Cette stratégie semble avoir fait ses preuves, mais dans l’affaire de la grève des raffineries, Total en a-t-il fait le recours adéquat ?

Grèves des raffineries : la "stratégie Dracula" a-t-elle été bien utilisée ?

Pour le directeur de l’Institut de recherche et d’enseignement sur la négociation de l’Essec, la "stratégie Dracula" fonctionne mieux "lorsqu’elle est évoquée comme recours possible, plutôt que d’être d’emblée mise à exécution." Or, c’est exactement l’opposé qui a été effectué par l’entreprise Total qui a eu recours à cette tactique en dévoilant les salaires moyens des opérateurs de raffinerie.

Désormais "la CGT ferait bien de s’y ranger pour le bien des salariés et celui de nos concitoyens qui ont besoin de carburants pour circuler librement", estime Aurélien Colson.

Cette stratégie est régulièrement utilisée dans le cadre de négociations. Mais d’où vient son étrange nom ?

"Stratégie Dracula" : d’où vient son nom ?

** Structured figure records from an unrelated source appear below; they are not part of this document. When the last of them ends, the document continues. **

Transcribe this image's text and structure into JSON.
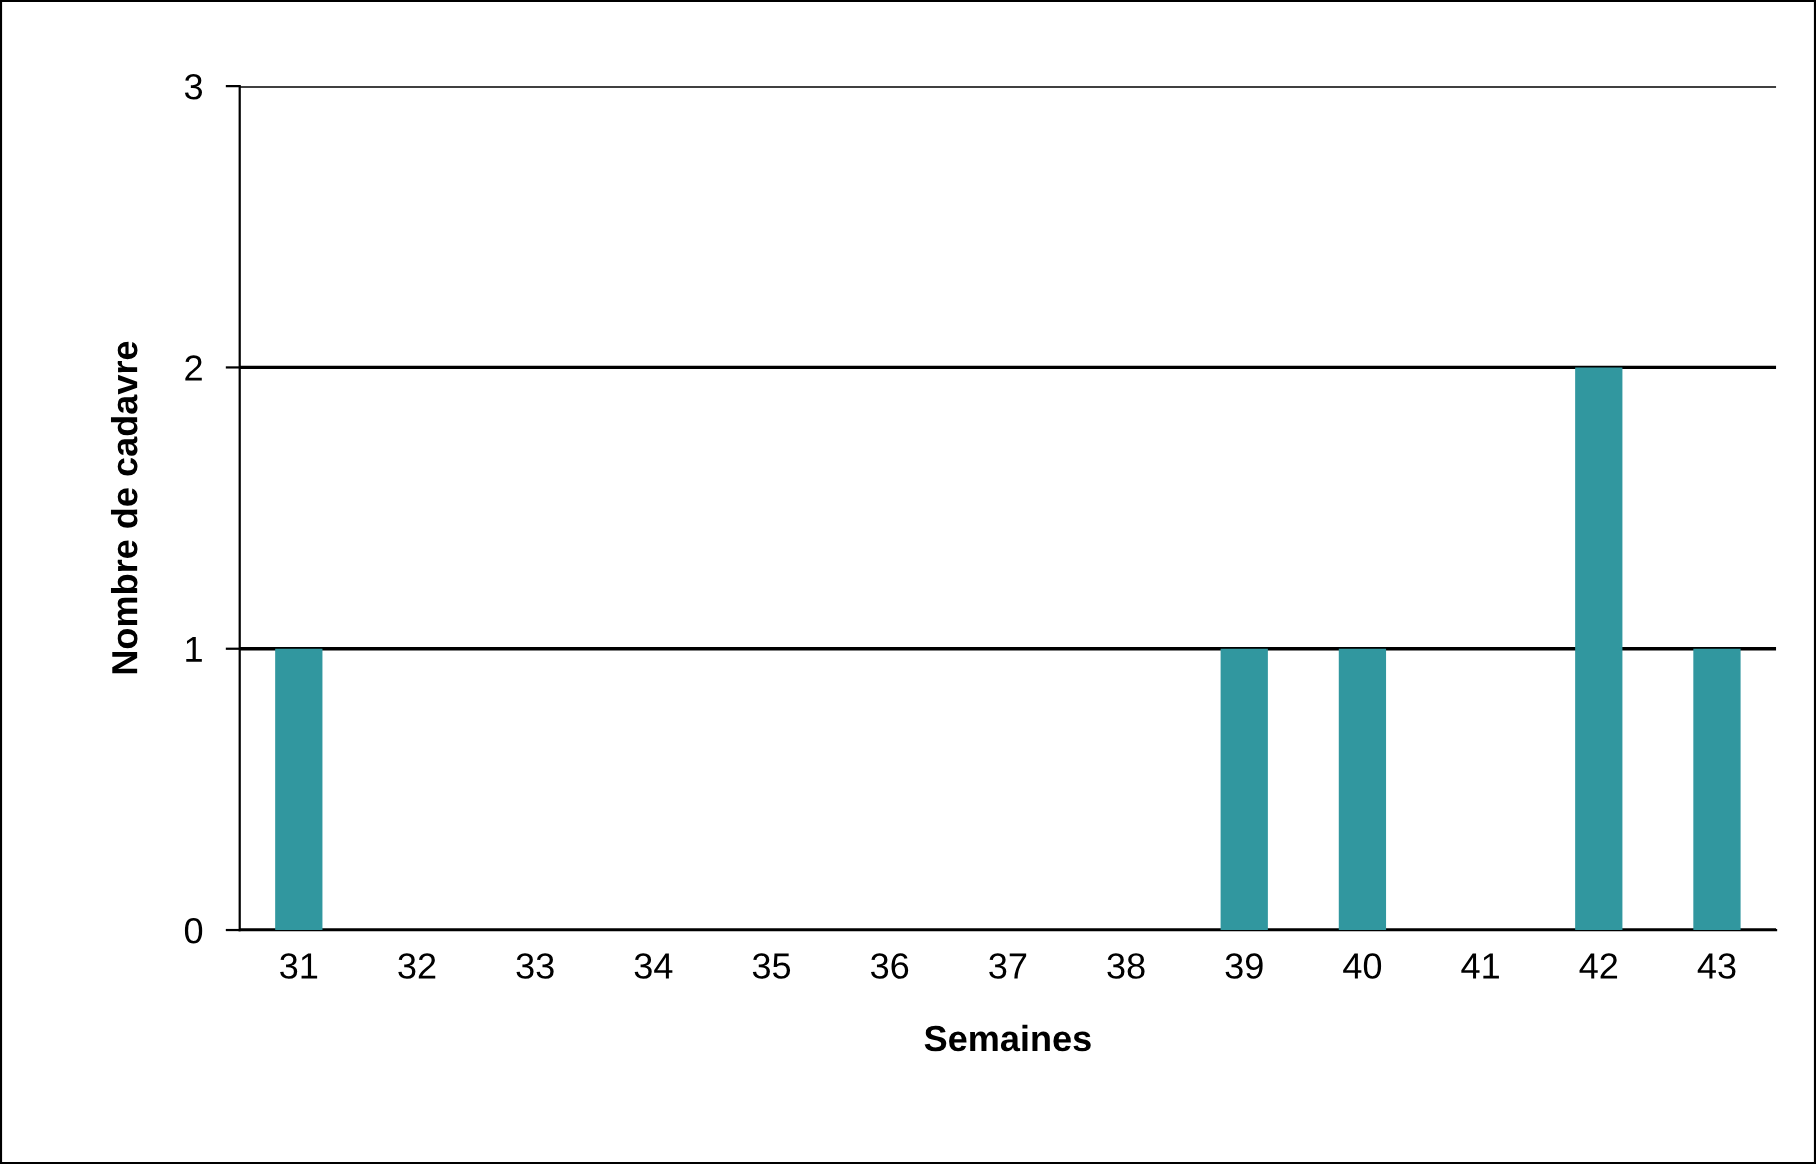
{
  "chart_data": {
    "type": "bar",
    "xlabel": "Semaines",
    "ylabel": "Nombre de cadavre",
    "categories": [
      "31",
      "32",
      "33",
      "34",
      "35",
      "36",
      "37",
      "38",
      "39",
      "40",
      "41",
      "42",
      "43"
    ],
    "values": [
      1,
      0,
      0,
      0,
      0,
      0,
      0,
      0,
      1,
      1,
      0,
      2,
      1
    ],
    "color": "#31979f",
    "ylim": [
      0,
      3
    ],
    "yticks": [
      0,
      1,
      2,
      3
    ],
    "grid": "y",
    "legend": false
  }
}
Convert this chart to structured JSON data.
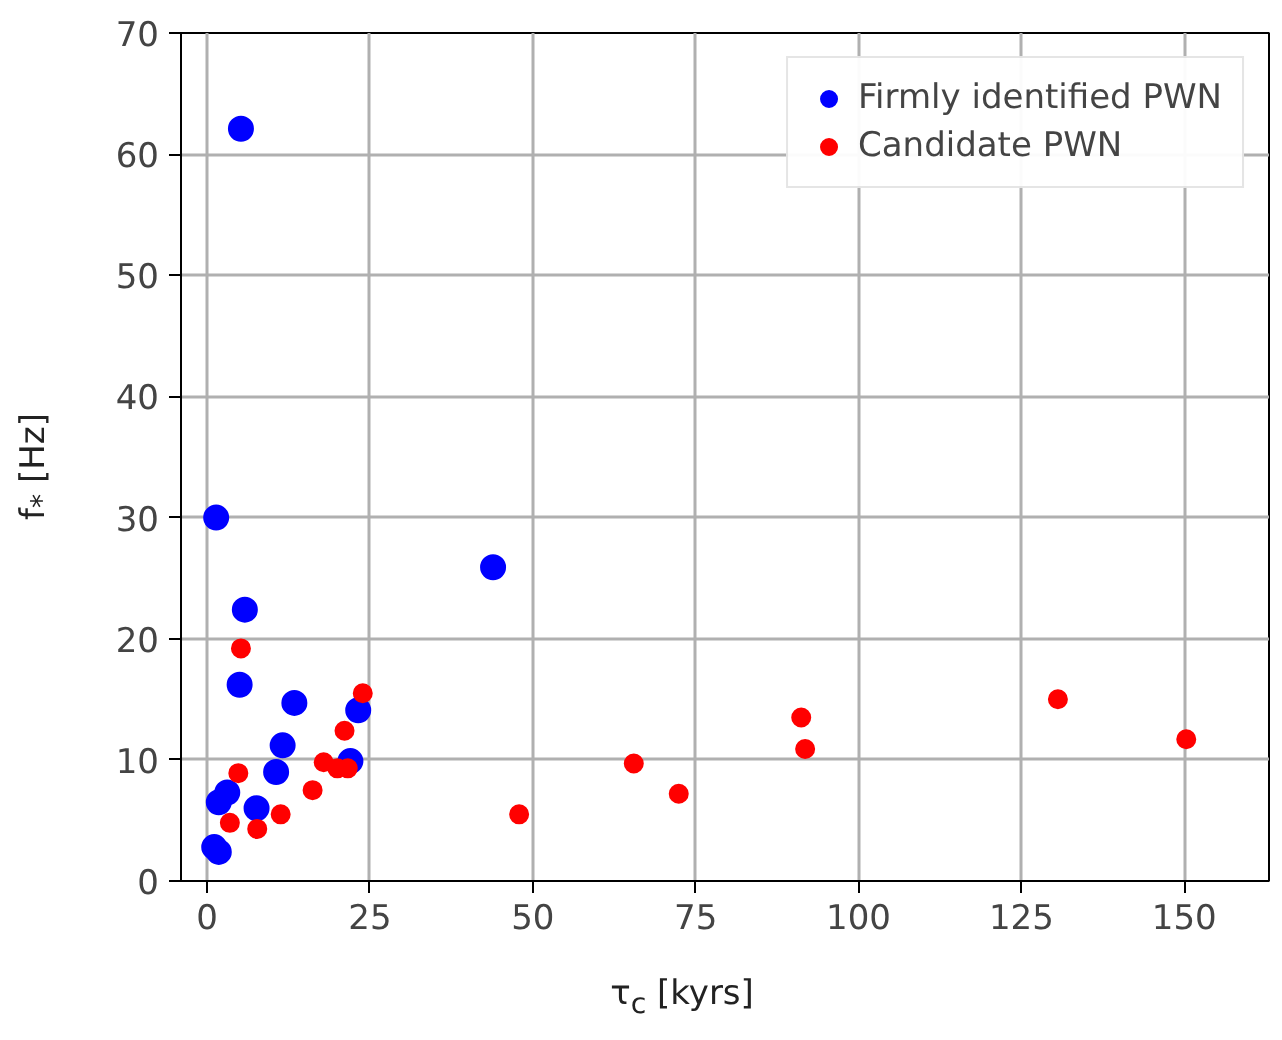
{
  "chart_data": {
    "type": "scatter",
    "xlabel": "τ$_{c}$ [kyrs]",
    "ylabel": "f$_{*}$ [Hz]",
    "xlim": [
      -4,
      163
    ],
    "ylim": [
      0,
      70
    ],
    "xticks": [
      0,
      25,
      50,
      75,
      100,
      125,
      150
    ],
    "yticks": [
      0,
      10,
      20,
      30,
      40,
      50,
      60,
      70
    ],
    "grid": true,
    "legend": "top right",
    "marker": "circle",
    "series": [
      {
        "name": "Firmly identified PWN",
        "color": "#0000ff",
        "x": [
          5.2,
          1.4,
          43.9,
          5.8,
          5.0,
          13.4,
          23.2,
          22.0,
          11.6,
          10.6,
          3.1,
          1.8,
          7.6,
          1.1,
          1.8
        ],
        "values": [
          62.1,
          30.0,
          25.9,
          22.4,
          16.2,
          14.7,
          14.1,
          9.9,
          11.2,
          9.0,
          7.3,
          6.5,
          6.0,
          2.8,
          2.4
        ]
      },
      {
        "name": "Candidate PWN",
        "color": "#ff0000",
        "x": [
          5.2,
          23.9,
          21.1,
          17.9,
          20.0,
          21.6,
          4.8,
          16.2,
          3.5,
          7.7,
          11.3,
          47.9,
          65.5,
          72.4,
          91.2,
          91.8,
          130.6,
          150.3
        ],
        "values": [
          19.2,
          15.5,
          12.4,
          9.8,
          9.3,
          9.3,
          8.9,
          7.5,
          4.8,
          4.3,
          5.5,
          5.5,
          9.7,
          7.2,
          13.5,
          10.9,
          15.0,
          11.7
        ]
      }
    ]
  }
}
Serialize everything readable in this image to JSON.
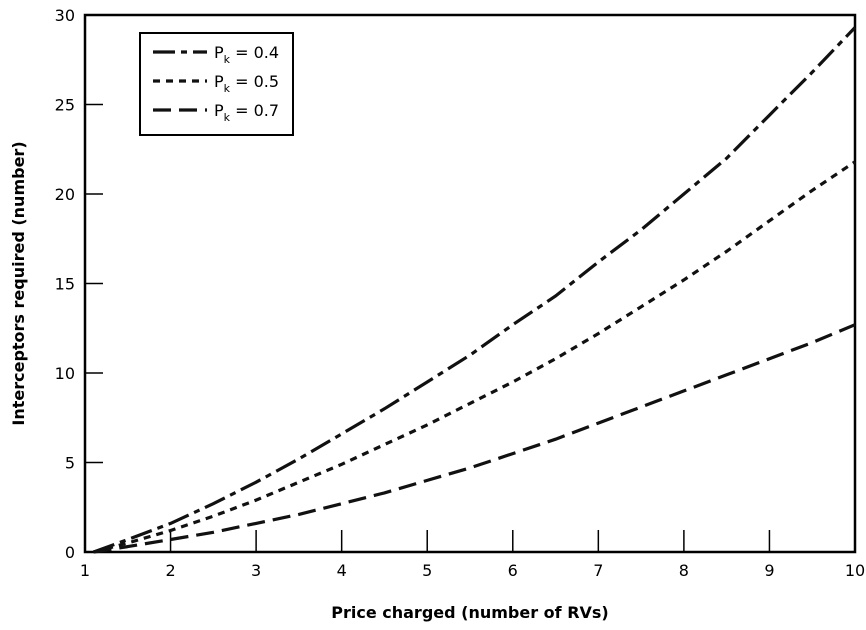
{
  "chart_data": {
    "type": "line",
    "xlabel": "Price charged (number of RVs)",
    "ylabel": "Interceptors required (number)",
    "xlim": [
      1,
      10
    ],
    "ylim": [
      0,
      30
    ],
    "xticks": [
      "1",
      "2",
      "3",
      "4",
      "5",
      "6",
      "7",
      "8",
      "9",
      "10"
    ],
    "yticks": [
      "0",
      "5",
      "10",
      "15",
      "20",
      "25",
      "30"
    ],
    "grid": false,
    "legend_position": "top-left",
    "series": [
      {
        "name": "P",
        "name_subscript": "k",
        "name_suffix": " = 0.4",
        "style": "dash-dot",
        "x": [
          1.1,
          1.5,
          2,
          2.5,
          3,
          3.5,
          4,
          4.5,
          5,
          5.5,
          6,
          6.5,
          7,
          7.5,
          8,
          8.5,
          9,
          9.5,
          10
        ],
        "y": [
          0,
          0.7,
          1.6,
          2.7,
          3.9,
          5.2,
          6.6,
          8.0,
          9.5,
          11.0,
          12.7,
          14.3,
          16.2,
          18.0,
          20.0,
          22.0,
          24.4,
          26.8,
          29.3
        ]
      },
      {
        "name": "P",
        "name_subscript": "k",
        "name_suffix": " = 0.5",
        "style": "dotted",
        "x": [
          1.1,
          1.5,
          2,
          2.5,
          3,
          3.5,
          4,
          4.5,
          5,
          5.5,
          6,
          6.5,
          7,
          7.5,
          8,
          8.5,
          9,
          9.5,
          10
        ],
        "y": [
          0,
          0.5,
          1.2,
          2.0,
          2.9,
          3.9,
          4.9,
          6.0,
          7.1,
          8.3,
          9.5,
          10.8,
          12.2,
          13.7,
          15.2,
          16.8,
          18.5,
          20.2,
          21.8
        ]
      },
      {
        "name": "P",
        "name_subscript": "k",
        "name_suffix": " = 0.7",
        "style": "dashed",
        "x": [
          1.1,
          1.5,
          2,
          2.5,
          3,
          3.5,
          4,
          4.5,
          5,
          5.5,
          6,
          6.5,
          7,
          7.5,
          8,
          8.5,
          9,
          9.5,
          10
        ],
        "y": [
          0,
          0.3,
          0.7,
          1.1,
          1.6,
          2.1,
          2.7,
          3.3,
          4.0,
          4.7,
          5.5,
          6.3,
          7.2,
          8.1,
          9.0,
          9.9,
          10.8,
          11.7,
          12.7
        ]
      }
    ]
  }
}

Le nom de cette tactique rappelle celui d’un célèbre vampire, et cela n’est pas un hasard. "Cette ‘mise en lumière’ fait écho à l’une des façons, paraît-il, de se débarrasser d’un vampire : l’exposer au grand jour le réduit en cendres", explique l’expert.

La première utilisation de ce terme remonterait ainsi à 1998 "lors des négociations en vue d’un Accord multilatéral sur l’investissement (AMI). Lori Wallach, directrice de l’ONG Global Trade Watch, témoignait ainsi devant la Chambre des représentants aux Etats-Unis : ‘L’AMI est un Dracula politique qui ne résiste pas à la lumière du grand jour’", relate Aurélien Colson. Les vampires sont ainsi un sujet d’inspiration, même dans le milieu de la négociation.